There are numerous compression tools available to Linux and Database administrators including gzip, xz, bzip2, and pigz and others. Gzip has been the classic go to for compression, however there has been a move to xz over gzip due to improvements in compression. This quick guide will show the differences in compression and time to complete specifically when dealing with mysqldump. When dumping databases, it is often a balance between total achieved compression and time it take to complete, to keep lock time to a minimal.

In this test I compared the time to complete MySQL dump with differing compress levels. The idea is to find that balance between compressing the data and getting the job done quick. If you have 50 GB of database data and only 10 GB of remaining space, you may want to use as much as compression as possible. However if you have 100 GB of data, and 1TB of free space, your priority may be to minimize locking time during the dump, so you may want less compression in favor of speed.

Uncompressed, the mysqldump was 518 MB and took 21 seconds to complete. So that is our baseline for our tests. The following is the command to issue our mysqldump without any compression.

time mysqldump --routines --all-databases > /root/all_databases.sql

I then issued the same dump and redirected the output to different compression levels with both gzip and xz. We are redirecting the mysqldump output directly to compression to maximize performance and reduce disk space usage. The following are examples of the default compression level for both gzip and xz.

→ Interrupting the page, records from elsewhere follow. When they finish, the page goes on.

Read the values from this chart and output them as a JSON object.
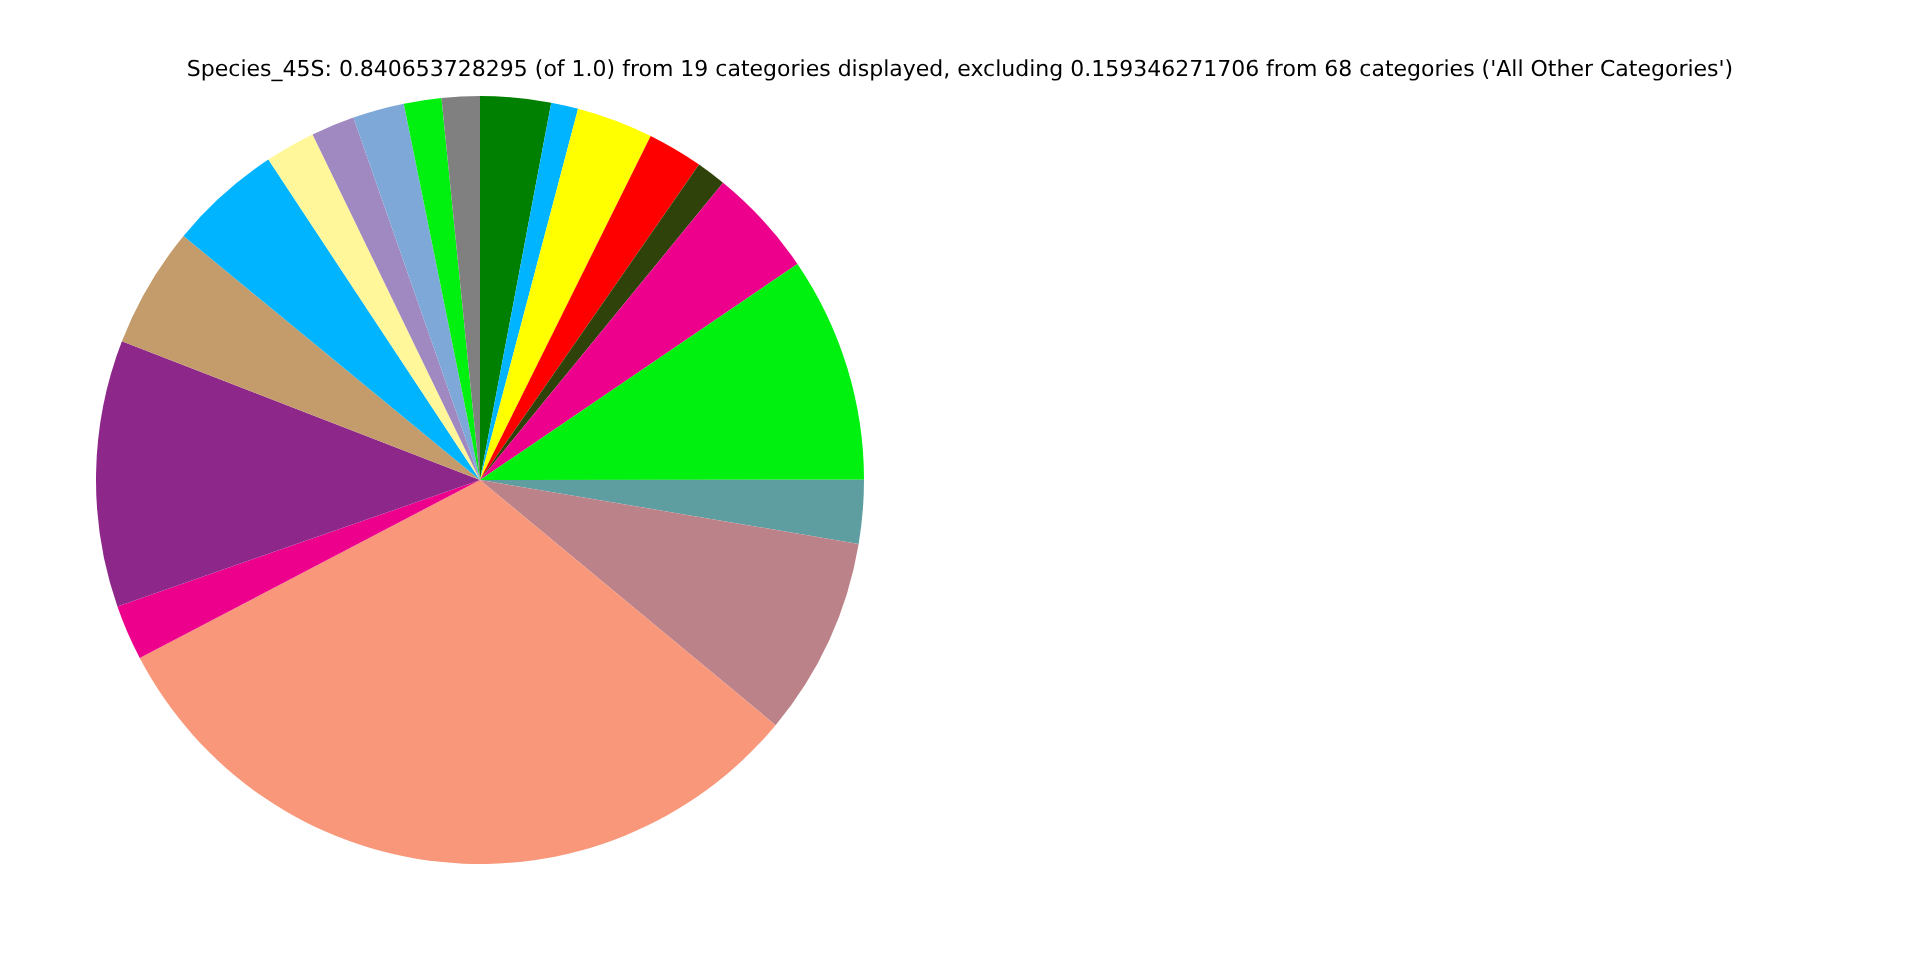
{
  "chart_data": {
    "type": "pie",
    "title": "Species_45S: 0.840653728295 (of 1.0) from 19 categories displayed, excluding 0.159346271706 from 68 categories ('All Other Categories')",
    "categories": [
      null,
      null,
      null,
      null,
      null,
      null,
      null,
      null,
      null,
      null,
      null,
      null,
      null,
      null,
      null,
      null,
      null,
      null,
      null
    ],
    "values": [
      2.97,
      1.14,
      3.22,
      2.33,
      1.25,
      4.58,
      9.5,
      2.67,
      8.36,
      31.31,
      2.33,
      11.22,
      5.08,
      4.75,
      2.11,
      1.83,
      2.17,
      1.58,
      1.6
    ],
    "colors": [
      "#008000",
      "#00b4ff",
      "#ffff00",
      "#ff0000",
      "#2f4209",
      "#ec008c",
      "#00f00f",
      "#5f9ea0",
      "#bc8289",
      "#f8977a",
      "#ec008c",
      "#8e278a",
      "#c49c6c",
      "#00b4ff",
      "#fff799",
      "#a088c0",
      "#7ea8d8",
      "#00f00f",
      "#808080"
    ],
    "legend": false
  }
}
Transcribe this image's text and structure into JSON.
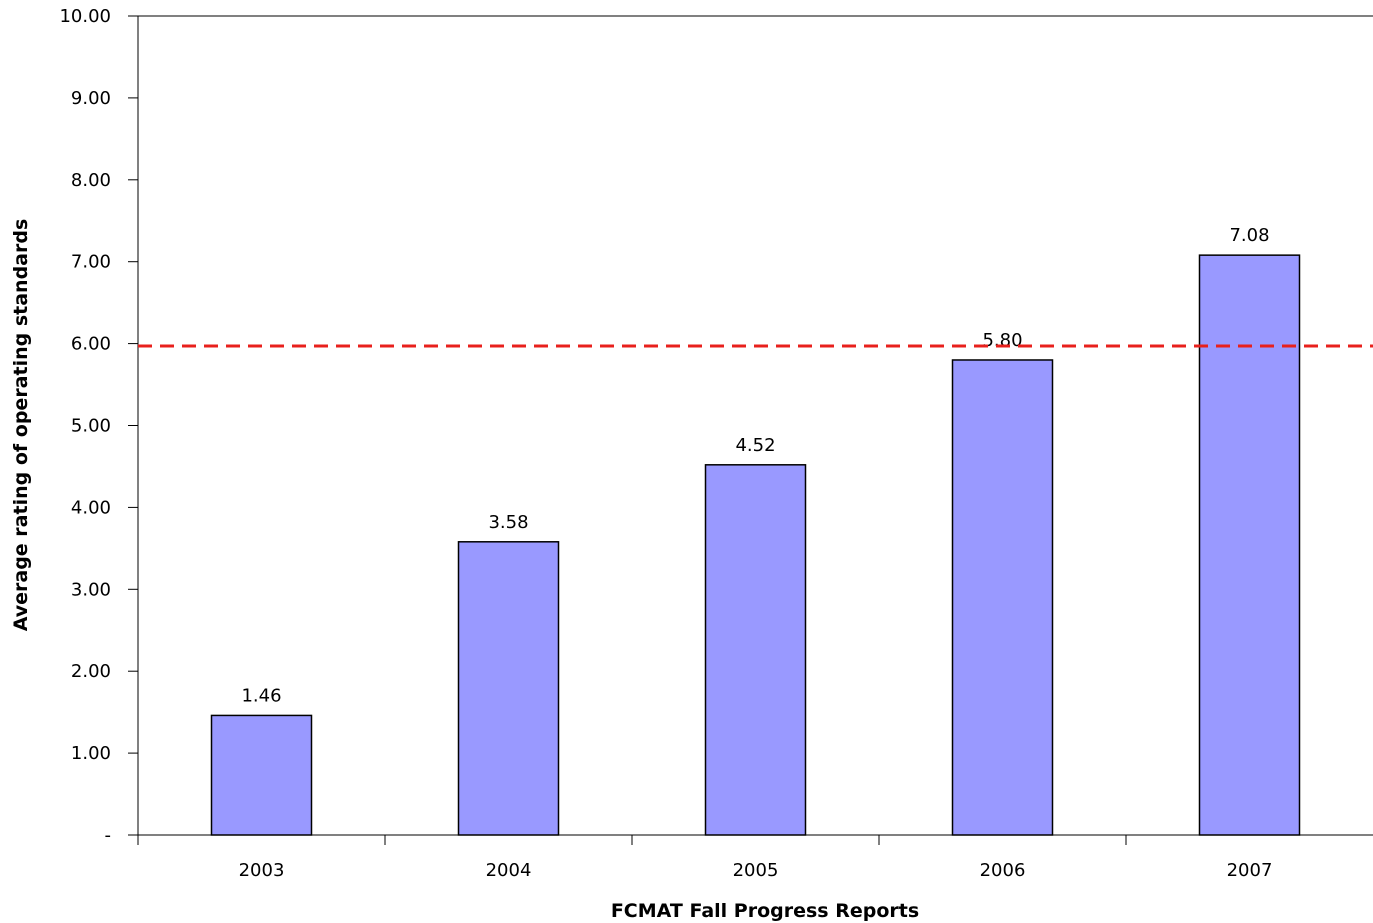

time mysqldump --routines --all-databases | gzip -6 > /root/all_databases.sql.gz

time mysqldump --routines --all-databases | xz -6 > /root/all_databases.sql.xz

After completing the mysqldump numerous times with different compression levels, I created a chart with the results of each dump including the time it took to complete, the size of the compressed dump, and the difference in size and time to complete compared to our control with no compression.

gzip vs xz

Looking at the chart briefly, we can see the obvious pros and cons of xz. For starters, the compression level is superior to gzip. Even at the lowest level of compression with xz, the final sql dump is smaller than the highest compression level gzip. However, this comes at a pretty big cost: the time it takes to compress.

If your dumping a production database of MyISAM tables, your tables are locked during the dump. If your redirecting that dump to xz at the default compression level of 6, its possible you can see a 1000% or more increase in the time it takes to complete the dump, which is not okay in production.

We can see that xz does offer superior compression at lower compression levels without dramatically increasing the time to completion. The following chart shows the increase in time to completion with each compression level

Time to complete

Conclusion

  • When your in a hurry and have plenty of disk space available: gzip is your friend. Its quick and even at the lowest compression level you can see a 75% reduction in size of the dump
  • When disk space is of concern: xz offers superior compression. At the lowest level of compression the final size of the dump can be more than 90% smaller while only increasing the dump time by around 60%.

Other optimizations

One area this test did not cover was further optimizations in the tools themselves to allocate more resources to the compression. Splitting the compression between multiple threads can have a great impact in the time it takes to complete. You can also allocate more memory to the compression buffers as well.

I wanted to provide a baseline comparison so you can choose the best option for the server your working on. If your dumping a large dataset on a small 2 CPU virtual machine, you may not have free resources to allocate to the compression itself. Whereas if you are on a 24 CPU dedicated server, you may be able to increase the amount of memory and CPU the compression utility is allowed to use and thus drastically reduce the time it takes to complete.

I recommend testing your options once you pick a compression level that suits your needs best. If you are creating your own backup script for your database server, run it a few times with different options to get the best backup strategy that works for your workload, as they are all different.

Considerations

One last note to keep in mind, compression size and time can be very dependent at what you are throwing at it. Your results could be very different depending on the data you are compressing. The table and results provided are not a baseline for all compression, it is looking specifically at dumping sql text and your results could be very different depending on what is in your database.